Description

Baloxavir marboxil, the prodrug of baloxavir acid, is a first-in-class, small molecule inhibitor of the polymerase acidic (PA) protein subunit of the influenza virus polymerase complex. Baloxavir is a novel cap-dependent endonuclease inhibitor that blocks influenza virus proliferation by inhibiting the initiation of mRNA synthesis. This is in contrast to neuraminidase inhibitors, which impair viral release from infected host cells[1].

Uses and history

Baloxavir marboxil was discovered by Shionogi, who licensed their rights to Roche in February 2016 for development and commercialization except in Taiwan and Japan (Shionogi maintained its rights in these two countries). In 2018, baloxavir marboxil received its first approval from the Pharmaceuticals and Medical Devices Agency of Japan (PMDA) for treating influenza A or B virus infections. Later the same year, the drug was also approved by the USFDA for the treatment of acute uncomplicated influenza (flu) in patients 12 years of age and older who have been symptomatic for no more than 48 hours.

Synthetic method

Shionogi has reported two unique synthetic approaches to baloxavir, each originating from different starting materials[2]. This approach strategically hinges upon the union of a piperazine tricyclic core and a tricyclic diaryl mercaptan. Acid 1 was methylated and then subjected to Boc-hydrazine under weakly acidic conditions to furnish ester 2, which reacted with amine 5 to afford racemic hemihydrate 6. Amine 5 can be prepared by the alkylation of phthalimidyl alcohol 3 with bromide 4, followed by hydrazine-mediated phthalimide cleavage.

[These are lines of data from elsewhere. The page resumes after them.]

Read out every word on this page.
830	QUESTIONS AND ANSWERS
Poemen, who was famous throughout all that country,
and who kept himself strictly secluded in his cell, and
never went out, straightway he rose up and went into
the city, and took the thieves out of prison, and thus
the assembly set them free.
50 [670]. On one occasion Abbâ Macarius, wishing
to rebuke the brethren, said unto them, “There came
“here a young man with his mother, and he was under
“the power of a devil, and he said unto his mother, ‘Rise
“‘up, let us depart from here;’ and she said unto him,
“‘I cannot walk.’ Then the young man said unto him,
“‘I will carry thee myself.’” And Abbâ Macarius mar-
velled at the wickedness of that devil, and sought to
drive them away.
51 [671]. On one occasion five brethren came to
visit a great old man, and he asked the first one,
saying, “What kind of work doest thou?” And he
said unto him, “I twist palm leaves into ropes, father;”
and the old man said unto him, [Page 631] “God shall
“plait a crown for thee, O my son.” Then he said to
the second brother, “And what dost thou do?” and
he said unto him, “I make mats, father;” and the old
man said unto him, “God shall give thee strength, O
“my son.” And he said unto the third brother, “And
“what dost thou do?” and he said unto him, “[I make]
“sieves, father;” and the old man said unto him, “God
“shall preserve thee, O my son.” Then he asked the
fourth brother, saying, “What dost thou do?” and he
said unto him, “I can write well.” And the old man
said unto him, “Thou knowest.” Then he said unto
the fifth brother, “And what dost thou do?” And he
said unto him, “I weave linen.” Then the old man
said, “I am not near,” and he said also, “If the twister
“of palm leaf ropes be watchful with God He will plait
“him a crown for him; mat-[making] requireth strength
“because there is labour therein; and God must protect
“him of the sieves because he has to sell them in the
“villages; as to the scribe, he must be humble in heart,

Separately, benzothiepine 9 was constructed as outlined in above. Benzoic acid 7 was o-lithiated prior to quenching with DMF. The lactone in 8 was formed upon acidification with D-CSA. Intramolecular Friedel?Crafts followed by acidification and reduction furnished benzothiepine alcohol 9 in 73% yield. The final steps in the assembly of baloxavir marboxil are described as follows. Enantiomeric resolution of 6 was performed by reacting 6 with commercial chiral acid 10 followed by recrystallization from warm ethyl acetate. The diastereomer corresponding to the desired geometry was then collected and treated with DBU, which provided an enantiomerically enriched free base 11. Although this reaction was exemplified on a kilogram scale, the chiral purity was not reported. The benzyl ether within 11 was then converted to the corresponding n-hexyl ether using n-hexanol and isopropyl magnesium chloride, making way for the isolation of tosylate salt 12 after treatment with p-TsOH. Next, 9 was subjected to propylphosphonic anhydride (T3P) under acidic conditions and coupled with fragment 12 to form the core structure of baloxavir marboxil. Subsequent treatment with base and methanesulfonic acid led to the formation of mesylate salt 13. Removal of the n-hexyl ether was facilitated by lithium chloride in warm NMP, followed by isolation of phenol 14 upon precipitation from a warm acetonitrile/water mixture. Subsequent alkylation with alkyl chloride 15 preceded careful treatment with acid to furnish baloxavir marboxil.

References

[1] Shirley, Matt. “Baloxavir Marboxil: A Review in Acute Uncomplicated Influenza.” Drugs (2020): 1109–1118.

[2] Andrew C. Flick. “Synthetic Approaches to New Drugs Approved during 2018.” Journal of Medicinal Chemistry 63 19 (2020): 10652–10704.